Le départ de nos collègues du groupe Les Républicains et leur refus de débattre de cette proposition de résolution est loin d'être anecdotique. Il a, au contraire, une réelle signification politique car en votant cette résolution, mes chers collègues, il s'agit, dans le respect des institutions européennes et de notre Constitution, d'exprimer la position de l'Assemblée nationale sur ce qui pourrait, sur ce qui devrait, faire consensus entre nous, le respect des valeurs fondatrices de l'Union européenne, affirmées par l'article 2 du traité sur l'Union, qui sont la dignité humaine, la liberté, la démocratie, l'égalité, l'État de droit, le respect des droits de l'homme.

« Se fixant de grandes ambitions, l'Europe pourrait faire entendre sa voix et défendre des valeurs fortes : la paix, la défense des droits de l'homme, davantage de solidarité entre les riches et les pauvres. L'Europe, c'est le grand dessein du XXIe siècle ». Ces phrases de Simone Veil me font penser à ce qui a conduit nos prédécesseurs à vouloir cette Europe, à la construire : l'idée de pardonner sans jamais oublier, d'aller chercher ce qui nous rassemble, de construire pierre après pierre un édifice qui transcende nos particularismes sans renier nos identités, pour avoir compris qu'ensemble nous serions plus forts.

Oui, on peut, on doit même, pour aller de l'avant, entendre les doutes qui s'expriment sur l'Europe, sa remise en cause par ceux qui ne comprennent rien à ces règles absurdes, par ceux qui ne trouvent pas leur place dans cette Europe absconse. Il y a un an, à la Sorbonne et à Athènes, le Président de la République, affirmait que si l'on aime l'Europe, on doit l'améliorer pour la renforcer, pour la rapprocher de nos concitoyens et pour relancer, comme jadis ses fondateurs optimistes, un projet visionnaire. Il nous encourageait, pour ce faire, à favoriser l'émergence d'une Europe plus souveraine, plus unie et plus démocratique, car, je le cite : « L'essence du projet européen, c'est la démocratie. Je dis même que c'est sa force la plus grande, son aliment véritable. »

C'est pourquoi nous devons rappeler que nous partageons un socle commun de valeurs sur lequel nous devons être intransigeants et qui ont fait une Europe humaine, une Europe pacifique, une Europe caractérisée par le pluralisme, la non-discrimination, la tolérance, la solidarité, l'égalité entre les hommes et les femmes, une Europe qui garantit le principe de légalité, la sécurité juridique, l'interdiction de l'arbitraire du pouvoir exécutif, l'indépendance de la justice, la séparation des pouvoirs et l'égalité devant la loi.
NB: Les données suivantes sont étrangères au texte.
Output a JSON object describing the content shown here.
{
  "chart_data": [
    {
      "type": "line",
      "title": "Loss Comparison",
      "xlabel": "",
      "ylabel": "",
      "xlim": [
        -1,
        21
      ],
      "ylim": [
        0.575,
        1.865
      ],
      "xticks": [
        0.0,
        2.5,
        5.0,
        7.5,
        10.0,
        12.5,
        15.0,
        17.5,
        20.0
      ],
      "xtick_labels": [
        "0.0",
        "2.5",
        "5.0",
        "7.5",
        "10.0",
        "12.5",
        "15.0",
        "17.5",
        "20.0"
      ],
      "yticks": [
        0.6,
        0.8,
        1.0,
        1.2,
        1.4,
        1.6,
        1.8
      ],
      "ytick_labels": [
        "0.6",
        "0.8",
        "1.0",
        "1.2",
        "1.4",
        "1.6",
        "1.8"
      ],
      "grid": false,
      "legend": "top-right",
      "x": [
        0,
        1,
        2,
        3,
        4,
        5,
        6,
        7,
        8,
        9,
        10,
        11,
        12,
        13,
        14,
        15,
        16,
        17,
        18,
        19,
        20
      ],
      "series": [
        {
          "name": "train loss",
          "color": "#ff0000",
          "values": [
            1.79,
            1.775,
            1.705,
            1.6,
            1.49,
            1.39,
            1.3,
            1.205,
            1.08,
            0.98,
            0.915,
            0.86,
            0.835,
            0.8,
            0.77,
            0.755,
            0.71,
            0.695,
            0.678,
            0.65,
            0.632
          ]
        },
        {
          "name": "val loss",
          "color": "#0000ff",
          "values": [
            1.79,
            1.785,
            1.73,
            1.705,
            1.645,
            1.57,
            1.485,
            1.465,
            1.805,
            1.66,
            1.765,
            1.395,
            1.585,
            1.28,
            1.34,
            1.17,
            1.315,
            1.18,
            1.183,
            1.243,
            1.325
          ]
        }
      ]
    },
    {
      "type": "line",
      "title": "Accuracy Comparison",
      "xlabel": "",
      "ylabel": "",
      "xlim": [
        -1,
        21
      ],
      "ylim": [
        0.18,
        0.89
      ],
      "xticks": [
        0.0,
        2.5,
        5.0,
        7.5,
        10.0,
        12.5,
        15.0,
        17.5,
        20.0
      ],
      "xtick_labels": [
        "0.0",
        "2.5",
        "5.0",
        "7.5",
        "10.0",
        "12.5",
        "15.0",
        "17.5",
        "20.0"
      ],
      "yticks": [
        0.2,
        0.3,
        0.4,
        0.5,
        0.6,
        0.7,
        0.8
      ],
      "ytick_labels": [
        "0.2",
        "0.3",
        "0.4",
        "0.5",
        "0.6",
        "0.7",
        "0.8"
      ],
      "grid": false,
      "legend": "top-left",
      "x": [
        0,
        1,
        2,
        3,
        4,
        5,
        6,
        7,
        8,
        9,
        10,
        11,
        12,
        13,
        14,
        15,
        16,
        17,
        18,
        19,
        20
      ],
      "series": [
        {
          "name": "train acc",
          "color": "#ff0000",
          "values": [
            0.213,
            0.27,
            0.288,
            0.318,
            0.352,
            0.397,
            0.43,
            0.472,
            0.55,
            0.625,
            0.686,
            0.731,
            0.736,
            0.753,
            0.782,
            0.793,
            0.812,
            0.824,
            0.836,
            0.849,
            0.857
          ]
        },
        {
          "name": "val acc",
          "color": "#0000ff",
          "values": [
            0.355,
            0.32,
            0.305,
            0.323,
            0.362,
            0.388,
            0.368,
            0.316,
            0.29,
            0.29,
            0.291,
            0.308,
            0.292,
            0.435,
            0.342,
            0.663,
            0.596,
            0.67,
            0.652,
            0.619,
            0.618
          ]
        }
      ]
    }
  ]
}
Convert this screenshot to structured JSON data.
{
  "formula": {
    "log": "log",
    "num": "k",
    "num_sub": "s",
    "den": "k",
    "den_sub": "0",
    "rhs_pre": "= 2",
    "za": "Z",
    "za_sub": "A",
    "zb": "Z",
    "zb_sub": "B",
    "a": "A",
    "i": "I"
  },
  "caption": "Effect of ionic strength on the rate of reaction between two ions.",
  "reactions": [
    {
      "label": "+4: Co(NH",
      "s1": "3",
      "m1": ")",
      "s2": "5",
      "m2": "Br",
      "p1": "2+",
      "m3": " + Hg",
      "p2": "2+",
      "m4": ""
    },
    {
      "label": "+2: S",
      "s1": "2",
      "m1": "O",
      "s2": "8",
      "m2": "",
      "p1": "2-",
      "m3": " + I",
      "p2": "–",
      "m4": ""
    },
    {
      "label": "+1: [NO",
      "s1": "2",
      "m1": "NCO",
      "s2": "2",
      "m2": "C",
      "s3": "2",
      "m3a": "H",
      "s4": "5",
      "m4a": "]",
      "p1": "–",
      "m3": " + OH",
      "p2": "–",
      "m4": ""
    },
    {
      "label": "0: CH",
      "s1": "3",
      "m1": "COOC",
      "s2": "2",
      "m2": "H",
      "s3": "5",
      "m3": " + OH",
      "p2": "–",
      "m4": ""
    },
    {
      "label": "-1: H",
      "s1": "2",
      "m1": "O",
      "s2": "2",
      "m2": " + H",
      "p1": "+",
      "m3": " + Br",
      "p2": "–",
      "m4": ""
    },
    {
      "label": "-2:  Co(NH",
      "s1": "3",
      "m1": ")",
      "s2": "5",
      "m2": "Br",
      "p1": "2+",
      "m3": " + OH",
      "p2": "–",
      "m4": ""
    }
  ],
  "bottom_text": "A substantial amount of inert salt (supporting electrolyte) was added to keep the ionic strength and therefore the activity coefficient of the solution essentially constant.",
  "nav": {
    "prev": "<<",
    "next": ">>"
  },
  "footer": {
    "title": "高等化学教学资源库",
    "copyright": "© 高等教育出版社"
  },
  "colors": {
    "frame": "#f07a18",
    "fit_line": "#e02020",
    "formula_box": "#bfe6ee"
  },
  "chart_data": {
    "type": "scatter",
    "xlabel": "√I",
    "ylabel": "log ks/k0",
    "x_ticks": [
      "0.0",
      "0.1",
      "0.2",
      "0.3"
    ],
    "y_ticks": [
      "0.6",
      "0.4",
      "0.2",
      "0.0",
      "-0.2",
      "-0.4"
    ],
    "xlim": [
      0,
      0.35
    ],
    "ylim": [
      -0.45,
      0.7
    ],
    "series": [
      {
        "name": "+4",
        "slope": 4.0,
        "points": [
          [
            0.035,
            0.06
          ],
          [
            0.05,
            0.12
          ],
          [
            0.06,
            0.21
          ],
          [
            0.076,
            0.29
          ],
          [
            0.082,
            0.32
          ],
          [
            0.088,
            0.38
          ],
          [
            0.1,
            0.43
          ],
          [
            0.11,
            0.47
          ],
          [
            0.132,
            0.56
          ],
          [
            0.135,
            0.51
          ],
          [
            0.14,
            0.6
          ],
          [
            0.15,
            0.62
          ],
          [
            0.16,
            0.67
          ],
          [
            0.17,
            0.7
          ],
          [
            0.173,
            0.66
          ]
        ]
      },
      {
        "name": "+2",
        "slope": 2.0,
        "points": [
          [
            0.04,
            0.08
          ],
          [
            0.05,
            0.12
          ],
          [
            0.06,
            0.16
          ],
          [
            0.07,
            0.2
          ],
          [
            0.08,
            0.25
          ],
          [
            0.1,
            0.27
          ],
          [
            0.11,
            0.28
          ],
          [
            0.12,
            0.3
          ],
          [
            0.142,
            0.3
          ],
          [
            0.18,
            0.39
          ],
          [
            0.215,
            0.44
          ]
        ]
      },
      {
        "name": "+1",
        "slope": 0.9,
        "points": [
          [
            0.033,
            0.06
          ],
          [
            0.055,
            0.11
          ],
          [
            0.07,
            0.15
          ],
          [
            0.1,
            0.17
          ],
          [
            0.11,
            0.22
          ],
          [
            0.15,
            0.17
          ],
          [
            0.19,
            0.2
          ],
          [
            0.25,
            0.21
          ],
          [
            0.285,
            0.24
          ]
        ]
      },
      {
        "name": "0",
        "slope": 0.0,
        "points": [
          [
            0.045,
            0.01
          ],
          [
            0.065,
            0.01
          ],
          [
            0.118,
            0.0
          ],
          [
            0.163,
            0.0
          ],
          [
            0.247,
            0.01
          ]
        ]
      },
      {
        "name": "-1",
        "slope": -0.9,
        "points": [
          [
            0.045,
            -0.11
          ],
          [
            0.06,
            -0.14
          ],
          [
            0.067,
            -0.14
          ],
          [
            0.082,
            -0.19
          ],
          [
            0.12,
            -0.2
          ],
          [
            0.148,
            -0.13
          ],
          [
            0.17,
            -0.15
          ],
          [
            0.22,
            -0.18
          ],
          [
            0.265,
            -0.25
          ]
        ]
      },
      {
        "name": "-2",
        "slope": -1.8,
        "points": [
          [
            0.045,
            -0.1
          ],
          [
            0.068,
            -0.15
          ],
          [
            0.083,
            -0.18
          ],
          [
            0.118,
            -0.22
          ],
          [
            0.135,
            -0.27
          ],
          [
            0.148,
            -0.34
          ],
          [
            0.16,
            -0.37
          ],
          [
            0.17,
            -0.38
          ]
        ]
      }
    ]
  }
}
Dès lors, quand un pays bat en brèche ces principes, ces valeurs, il nous appartient de nous exprimer pour les préserver, pour dénoncer les dérives, pour affirmer que les atteintes à la liberté de la presse et à l'indépendance du pouvoir judiciaire et l'instrumentalisation de l'identité nationale n'ont pas de place dans ce projet commun. Pour ce faire, si les instruments dont nous disposons ne suffisent pas, il convient de compléter cet arsenal pour en garantir le respect et rappeler qu'adhérer à l'Union européenne, c'est adhérer pleinement à sa philosophie.

La notion d'État de droit mérite-t-elle d'être clarifiée ? Certainement. La proposition de résolution envisage donc de le faire à l'occasion d'une prochaine révision des traités. Les outils juridiques existants pour faire respecter l'État de droit au sein de l'Union européenne sont-ils insuffisants et pas assez contraignants ? Oui également. Aussi la proposition de résolution conditionne-t-elle l'accès aux fonds structurels au respect, vérifié, de l'État de droit – tout en garantissant la protection des populations – et la mise en place de nouveaux mécanismes pour assurer ce respect.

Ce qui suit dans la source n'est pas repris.